Relationship-Centered Care

Relationship-centered care is a new framework for conceptualizing health care, focusing on the importance of the involved individuals' relationships with each other and with their community, with the goal of providing meaningful relationships in health care. Relationship-centered care is founded on four basic principles according to the Relationship Centered Care Network:

  • Patients and physicians bring their unique experiences and qualities to the relationship. Hence, physicians are advised to remain explicitly aware of their own “personhood” and encouraged to manage their emotions in a way that facilitates connecting with patients. A physician is encouraged not just to act respectfully, but to develop genuine respect for patients.
  • Physician affect and emotion powerfully impact patient care.
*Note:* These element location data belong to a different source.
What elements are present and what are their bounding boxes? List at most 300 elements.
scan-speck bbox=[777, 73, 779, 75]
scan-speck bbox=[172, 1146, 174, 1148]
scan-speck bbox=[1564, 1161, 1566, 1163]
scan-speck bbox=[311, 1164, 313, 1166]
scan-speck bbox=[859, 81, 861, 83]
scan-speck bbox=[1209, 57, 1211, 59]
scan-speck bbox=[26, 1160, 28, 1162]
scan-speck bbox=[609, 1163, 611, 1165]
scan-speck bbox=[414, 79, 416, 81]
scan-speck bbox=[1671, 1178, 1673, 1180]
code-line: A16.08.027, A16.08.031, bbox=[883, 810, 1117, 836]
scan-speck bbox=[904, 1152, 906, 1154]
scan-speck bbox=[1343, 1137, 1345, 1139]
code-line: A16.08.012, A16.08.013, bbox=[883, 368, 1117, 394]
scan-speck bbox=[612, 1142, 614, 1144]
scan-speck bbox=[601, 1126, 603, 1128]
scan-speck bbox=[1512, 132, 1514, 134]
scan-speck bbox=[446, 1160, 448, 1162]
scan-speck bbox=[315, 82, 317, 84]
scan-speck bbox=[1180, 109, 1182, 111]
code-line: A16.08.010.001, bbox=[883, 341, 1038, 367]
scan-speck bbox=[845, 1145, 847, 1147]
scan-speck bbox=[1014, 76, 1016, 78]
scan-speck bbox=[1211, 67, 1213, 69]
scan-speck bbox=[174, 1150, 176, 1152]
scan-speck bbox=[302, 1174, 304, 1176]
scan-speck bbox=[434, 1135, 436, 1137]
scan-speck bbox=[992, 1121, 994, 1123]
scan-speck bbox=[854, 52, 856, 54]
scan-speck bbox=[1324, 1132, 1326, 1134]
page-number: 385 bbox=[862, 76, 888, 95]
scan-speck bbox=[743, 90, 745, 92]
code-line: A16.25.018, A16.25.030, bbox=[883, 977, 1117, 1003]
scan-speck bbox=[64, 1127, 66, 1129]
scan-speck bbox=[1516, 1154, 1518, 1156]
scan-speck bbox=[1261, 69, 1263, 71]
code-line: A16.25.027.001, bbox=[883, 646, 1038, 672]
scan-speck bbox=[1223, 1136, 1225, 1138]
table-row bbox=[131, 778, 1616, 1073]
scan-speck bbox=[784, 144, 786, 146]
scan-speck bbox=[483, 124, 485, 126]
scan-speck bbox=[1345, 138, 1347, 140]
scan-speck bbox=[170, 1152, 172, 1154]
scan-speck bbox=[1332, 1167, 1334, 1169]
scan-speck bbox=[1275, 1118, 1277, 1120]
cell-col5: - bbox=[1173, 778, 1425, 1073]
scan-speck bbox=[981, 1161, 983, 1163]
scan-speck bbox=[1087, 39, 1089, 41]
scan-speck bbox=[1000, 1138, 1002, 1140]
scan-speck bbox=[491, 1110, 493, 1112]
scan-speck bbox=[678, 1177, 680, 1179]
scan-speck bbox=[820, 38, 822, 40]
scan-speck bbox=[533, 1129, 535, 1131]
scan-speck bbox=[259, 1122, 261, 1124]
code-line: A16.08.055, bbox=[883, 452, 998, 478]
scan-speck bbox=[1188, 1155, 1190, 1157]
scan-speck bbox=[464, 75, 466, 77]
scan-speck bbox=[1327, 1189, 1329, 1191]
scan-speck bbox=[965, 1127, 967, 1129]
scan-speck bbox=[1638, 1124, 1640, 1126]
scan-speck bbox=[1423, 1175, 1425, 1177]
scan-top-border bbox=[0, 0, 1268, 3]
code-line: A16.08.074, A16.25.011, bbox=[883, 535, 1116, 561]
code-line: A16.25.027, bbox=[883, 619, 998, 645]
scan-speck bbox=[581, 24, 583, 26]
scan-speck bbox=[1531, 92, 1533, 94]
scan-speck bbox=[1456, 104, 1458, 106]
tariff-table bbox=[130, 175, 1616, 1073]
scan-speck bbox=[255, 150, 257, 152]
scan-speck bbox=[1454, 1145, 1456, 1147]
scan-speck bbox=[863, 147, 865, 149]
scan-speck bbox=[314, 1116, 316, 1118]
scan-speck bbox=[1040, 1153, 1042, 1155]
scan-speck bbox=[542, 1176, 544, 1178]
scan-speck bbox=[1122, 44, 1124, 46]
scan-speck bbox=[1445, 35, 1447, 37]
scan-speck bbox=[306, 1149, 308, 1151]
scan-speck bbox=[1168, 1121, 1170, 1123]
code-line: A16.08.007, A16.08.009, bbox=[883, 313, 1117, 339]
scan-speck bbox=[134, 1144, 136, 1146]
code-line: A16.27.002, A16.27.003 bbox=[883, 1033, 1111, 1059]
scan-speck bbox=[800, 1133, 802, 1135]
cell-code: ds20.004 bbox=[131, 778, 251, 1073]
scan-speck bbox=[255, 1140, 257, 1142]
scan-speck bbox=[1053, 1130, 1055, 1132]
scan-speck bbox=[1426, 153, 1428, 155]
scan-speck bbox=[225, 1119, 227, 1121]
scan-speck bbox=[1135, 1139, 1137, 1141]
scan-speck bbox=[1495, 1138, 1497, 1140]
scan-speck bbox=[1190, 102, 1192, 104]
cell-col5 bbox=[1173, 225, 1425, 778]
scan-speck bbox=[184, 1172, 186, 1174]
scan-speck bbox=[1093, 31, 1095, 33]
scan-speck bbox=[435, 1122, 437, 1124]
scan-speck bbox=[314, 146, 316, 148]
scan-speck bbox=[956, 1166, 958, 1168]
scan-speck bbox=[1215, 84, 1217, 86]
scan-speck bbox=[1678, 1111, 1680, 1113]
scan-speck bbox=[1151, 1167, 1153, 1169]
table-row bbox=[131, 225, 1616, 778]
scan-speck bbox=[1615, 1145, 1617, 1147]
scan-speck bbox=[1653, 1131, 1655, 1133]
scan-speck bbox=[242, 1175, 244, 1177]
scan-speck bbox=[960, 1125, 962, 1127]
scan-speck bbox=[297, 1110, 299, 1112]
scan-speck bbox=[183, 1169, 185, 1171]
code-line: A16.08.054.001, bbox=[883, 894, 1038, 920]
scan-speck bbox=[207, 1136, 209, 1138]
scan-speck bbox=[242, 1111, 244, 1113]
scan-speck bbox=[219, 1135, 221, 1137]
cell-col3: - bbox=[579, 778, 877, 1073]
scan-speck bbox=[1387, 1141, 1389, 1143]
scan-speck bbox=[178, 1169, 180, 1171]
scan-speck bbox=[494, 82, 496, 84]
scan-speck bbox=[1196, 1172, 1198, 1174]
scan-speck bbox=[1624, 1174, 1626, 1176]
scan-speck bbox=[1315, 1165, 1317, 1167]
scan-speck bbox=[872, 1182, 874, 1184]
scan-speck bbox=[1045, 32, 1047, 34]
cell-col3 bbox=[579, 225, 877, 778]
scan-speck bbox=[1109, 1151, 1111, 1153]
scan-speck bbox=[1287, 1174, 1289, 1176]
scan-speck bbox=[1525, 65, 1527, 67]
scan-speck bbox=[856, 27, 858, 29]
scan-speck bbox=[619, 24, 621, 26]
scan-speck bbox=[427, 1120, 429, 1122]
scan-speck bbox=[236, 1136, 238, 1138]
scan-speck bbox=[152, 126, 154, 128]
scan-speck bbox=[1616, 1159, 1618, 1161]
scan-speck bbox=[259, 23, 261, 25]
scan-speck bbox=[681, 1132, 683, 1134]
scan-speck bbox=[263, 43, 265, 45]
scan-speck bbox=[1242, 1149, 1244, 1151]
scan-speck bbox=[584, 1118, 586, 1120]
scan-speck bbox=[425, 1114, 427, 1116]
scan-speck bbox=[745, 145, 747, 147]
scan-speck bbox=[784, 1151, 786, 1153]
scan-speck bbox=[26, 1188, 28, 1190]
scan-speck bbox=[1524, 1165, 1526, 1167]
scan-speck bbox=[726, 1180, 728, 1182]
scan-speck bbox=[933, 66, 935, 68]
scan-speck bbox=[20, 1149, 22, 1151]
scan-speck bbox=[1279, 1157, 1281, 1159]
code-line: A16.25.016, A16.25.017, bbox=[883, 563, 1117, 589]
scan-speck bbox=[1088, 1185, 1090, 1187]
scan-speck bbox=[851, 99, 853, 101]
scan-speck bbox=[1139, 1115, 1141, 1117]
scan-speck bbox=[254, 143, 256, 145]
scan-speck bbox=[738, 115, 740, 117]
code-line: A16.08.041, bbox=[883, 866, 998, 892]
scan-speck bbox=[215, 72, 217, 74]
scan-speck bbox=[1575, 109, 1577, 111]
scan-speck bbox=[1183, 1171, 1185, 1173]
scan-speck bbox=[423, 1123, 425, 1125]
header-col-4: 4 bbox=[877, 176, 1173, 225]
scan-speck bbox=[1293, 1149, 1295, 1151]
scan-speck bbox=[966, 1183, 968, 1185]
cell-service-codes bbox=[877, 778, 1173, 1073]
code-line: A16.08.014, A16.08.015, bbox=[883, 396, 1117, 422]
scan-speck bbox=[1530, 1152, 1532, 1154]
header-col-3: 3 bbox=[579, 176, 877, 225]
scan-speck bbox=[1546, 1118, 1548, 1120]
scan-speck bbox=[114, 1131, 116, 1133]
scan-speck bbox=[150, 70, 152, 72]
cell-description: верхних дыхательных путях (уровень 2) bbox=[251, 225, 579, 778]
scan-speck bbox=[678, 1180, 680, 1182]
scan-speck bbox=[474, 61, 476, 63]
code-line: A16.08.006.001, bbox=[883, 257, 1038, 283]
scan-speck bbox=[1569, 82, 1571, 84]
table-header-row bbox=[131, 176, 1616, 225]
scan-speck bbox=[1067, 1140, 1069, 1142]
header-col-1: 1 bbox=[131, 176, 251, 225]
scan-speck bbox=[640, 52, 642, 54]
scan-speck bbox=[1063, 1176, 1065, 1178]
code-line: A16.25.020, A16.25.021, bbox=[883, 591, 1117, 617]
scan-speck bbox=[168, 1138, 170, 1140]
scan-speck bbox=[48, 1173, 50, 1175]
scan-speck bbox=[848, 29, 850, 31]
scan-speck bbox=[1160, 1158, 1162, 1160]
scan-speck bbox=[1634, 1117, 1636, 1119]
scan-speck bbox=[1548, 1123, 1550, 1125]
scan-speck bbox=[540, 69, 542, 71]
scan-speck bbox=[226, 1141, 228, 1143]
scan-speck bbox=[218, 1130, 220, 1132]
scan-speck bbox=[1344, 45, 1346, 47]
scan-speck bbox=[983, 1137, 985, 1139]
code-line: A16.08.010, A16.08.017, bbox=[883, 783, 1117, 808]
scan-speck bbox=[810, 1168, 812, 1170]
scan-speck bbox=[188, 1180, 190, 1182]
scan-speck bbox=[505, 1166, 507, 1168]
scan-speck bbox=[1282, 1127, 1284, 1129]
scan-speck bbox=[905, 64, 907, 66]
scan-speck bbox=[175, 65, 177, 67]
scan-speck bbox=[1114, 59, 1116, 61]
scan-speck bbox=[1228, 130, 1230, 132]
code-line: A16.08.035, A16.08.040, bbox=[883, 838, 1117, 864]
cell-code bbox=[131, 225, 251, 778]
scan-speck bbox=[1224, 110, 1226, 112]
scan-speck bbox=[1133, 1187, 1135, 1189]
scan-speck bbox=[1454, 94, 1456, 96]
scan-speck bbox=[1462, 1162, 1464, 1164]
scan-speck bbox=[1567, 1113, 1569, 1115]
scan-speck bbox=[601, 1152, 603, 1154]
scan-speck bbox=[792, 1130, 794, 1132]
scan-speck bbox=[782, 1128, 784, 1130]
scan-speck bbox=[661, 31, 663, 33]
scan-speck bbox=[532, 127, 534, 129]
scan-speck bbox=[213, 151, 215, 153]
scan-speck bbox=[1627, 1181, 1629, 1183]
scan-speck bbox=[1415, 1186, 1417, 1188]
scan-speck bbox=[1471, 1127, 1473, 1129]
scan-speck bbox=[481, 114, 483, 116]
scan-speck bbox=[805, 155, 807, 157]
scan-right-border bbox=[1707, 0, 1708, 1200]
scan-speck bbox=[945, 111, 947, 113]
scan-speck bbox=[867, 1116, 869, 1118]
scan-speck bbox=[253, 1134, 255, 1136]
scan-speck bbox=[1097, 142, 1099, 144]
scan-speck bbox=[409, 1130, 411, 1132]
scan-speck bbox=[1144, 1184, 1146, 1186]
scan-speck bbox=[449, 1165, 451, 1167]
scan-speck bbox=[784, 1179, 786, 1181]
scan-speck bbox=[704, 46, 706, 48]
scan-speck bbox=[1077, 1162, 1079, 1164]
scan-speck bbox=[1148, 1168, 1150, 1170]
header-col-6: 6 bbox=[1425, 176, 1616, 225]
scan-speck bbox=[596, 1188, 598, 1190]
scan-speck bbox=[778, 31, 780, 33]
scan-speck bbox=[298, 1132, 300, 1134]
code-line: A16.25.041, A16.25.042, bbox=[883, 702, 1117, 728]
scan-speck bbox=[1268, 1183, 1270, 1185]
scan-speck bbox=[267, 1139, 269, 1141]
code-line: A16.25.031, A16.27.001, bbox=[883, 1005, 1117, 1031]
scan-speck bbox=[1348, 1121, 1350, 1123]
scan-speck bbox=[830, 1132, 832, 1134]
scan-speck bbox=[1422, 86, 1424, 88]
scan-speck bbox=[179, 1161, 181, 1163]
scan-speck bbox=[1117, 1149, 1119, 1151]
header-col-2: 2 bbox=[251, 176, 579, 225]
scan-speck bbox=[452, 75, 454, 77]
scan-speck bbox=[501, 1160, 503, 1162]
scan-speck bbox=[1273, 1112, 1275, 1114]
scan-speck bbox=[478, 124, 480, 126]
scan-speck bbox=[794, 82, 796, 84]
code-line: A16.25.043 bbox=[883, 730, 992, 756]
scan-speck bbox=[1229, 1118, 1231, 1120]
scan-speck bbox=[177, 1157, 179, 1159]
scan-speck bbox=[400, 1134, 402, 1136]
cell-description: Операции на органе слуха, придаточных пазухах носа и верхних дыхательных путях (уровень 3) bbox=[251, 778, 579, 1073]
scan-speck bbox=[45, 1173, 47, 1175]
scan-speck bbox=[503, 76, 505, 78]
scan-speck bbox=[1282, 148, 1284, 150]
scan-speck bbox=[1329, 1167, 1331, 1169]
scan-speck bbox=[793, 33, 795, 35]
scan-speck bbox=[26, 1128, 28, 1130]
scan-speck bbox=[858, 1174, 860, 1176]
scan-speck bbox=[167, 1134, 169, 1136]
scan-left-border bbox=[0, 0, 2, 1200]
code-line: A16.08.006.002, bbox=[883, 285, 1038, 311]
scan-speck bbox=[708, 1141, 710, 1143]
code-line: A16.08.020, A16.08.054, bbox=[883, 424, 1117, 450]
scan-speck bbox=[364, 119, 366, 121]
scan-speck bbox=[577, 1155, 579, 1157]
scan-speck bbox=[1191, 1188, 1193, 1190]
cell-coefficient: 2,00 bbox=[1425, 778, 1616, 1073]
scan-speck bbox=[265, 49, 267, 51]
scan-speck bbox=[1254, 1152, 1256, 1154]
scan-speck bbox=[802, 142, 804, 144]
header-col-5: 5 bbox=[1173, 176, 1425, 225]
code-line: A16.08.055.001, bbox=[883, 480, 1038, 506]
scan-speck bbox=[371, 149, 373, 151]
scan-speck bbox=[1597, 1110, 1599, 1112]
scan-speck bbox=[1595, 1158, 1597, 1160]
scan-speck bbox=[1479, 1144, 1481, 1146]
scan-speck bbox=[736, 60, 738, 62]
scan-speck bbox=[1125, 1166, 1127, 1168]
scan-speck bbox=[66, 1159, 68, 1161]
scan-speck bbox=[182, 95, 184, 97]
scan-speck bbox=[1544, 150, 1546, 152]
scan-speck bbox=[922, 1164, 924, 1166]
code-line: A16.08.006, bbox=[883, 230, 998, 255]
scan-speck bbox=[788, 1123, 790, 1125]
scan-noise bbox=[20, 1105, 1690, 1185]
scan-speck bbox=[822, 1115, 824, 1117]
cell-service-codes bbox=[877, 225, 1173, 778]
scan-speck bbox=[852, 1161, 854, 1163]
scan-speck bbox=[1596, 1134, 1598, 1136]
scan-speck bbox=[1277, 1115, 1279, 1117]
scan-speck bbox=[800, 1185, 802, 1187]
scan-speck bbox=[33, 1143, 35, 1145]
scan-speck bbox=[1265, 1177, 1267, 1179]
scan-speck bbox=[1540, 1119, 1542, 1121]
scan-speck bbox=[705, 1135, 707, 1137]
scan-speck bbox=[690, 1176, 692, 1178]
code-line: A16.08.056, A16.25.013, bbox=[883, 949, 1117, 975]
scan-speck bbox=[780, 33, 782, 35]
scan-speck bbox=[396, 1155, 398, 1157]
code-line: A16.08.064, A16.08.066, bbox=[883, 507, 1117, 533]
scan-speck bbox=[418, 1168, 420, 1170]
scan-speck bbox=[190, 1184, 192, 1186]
Physicians are discouraged from excess detachment and encouraged instead to connect through the provision of empathy, incorporating self-awareness.
  • Physicians and patients have a mutual effect on each other. Although the patient's needs take clear precedence, the physician also benefits and grows from the relationship.
  • There is a moral basis to the patient-physician relationship. A caring relationship in which the physician takes his or her role seriously and works to educate and support the patient and relevant family is morally desirable, beyond the fundamental purpose of providing quality medical care.

Patient-Centered Care

Patient-centered care is complementary to relationship-centered care, prioritizing the patient's communication style and biopsychosocial needs in each medical encounter. The physician should express him or herself as if “in the shoes of the other,” known as empathy, in response to patient affective and situational cues. Statements such as “I can imagine that would be difficult” or “That sounds scary” have proved beneficial to both parties. Experienced physicians, physicians in training, and medical students who provide empathy to patients are less burned out and more satisfied than their counterparts who do not. Patients who receive empathy from their physician are less anxious and depressed, more satisfied, and more likely to adhere to their physician's recommendations. There is also evidence that these skills are able to be taught. Regrettably, there is evidence that physicians often do not provide adequate empathy in response to patient cues, a phenomenon that has been linked to increased malpractice claims, lower scores in performance evaluations, and decreased patient satisfaction.

Reasons for Inadequate Physician Responses

Medical training can result in emotional numbing and distancing due to such stresses as sleep deprivation, the pressure to succeed in a high-performance environment, role modeling, and coping with the futility of addressing human tragedy and incurable disease. Seven to 10 years of training with 60- to 90-hour work weeks can leave a physician in financial debt, with poor health habits and lack of supportive personal relationships. Continued time stresses in medical practice without much support can tax physicians' emotional resources despite the best intentions. Systems in place throughout training and afterward to address these troubling events include informal and formal support networks, stress management, and educational programs. Fortunately, physicians enter their careers with a desire to help patients, and most learn sustaining coping skills that allow them to work hard to provide high-quality patient care.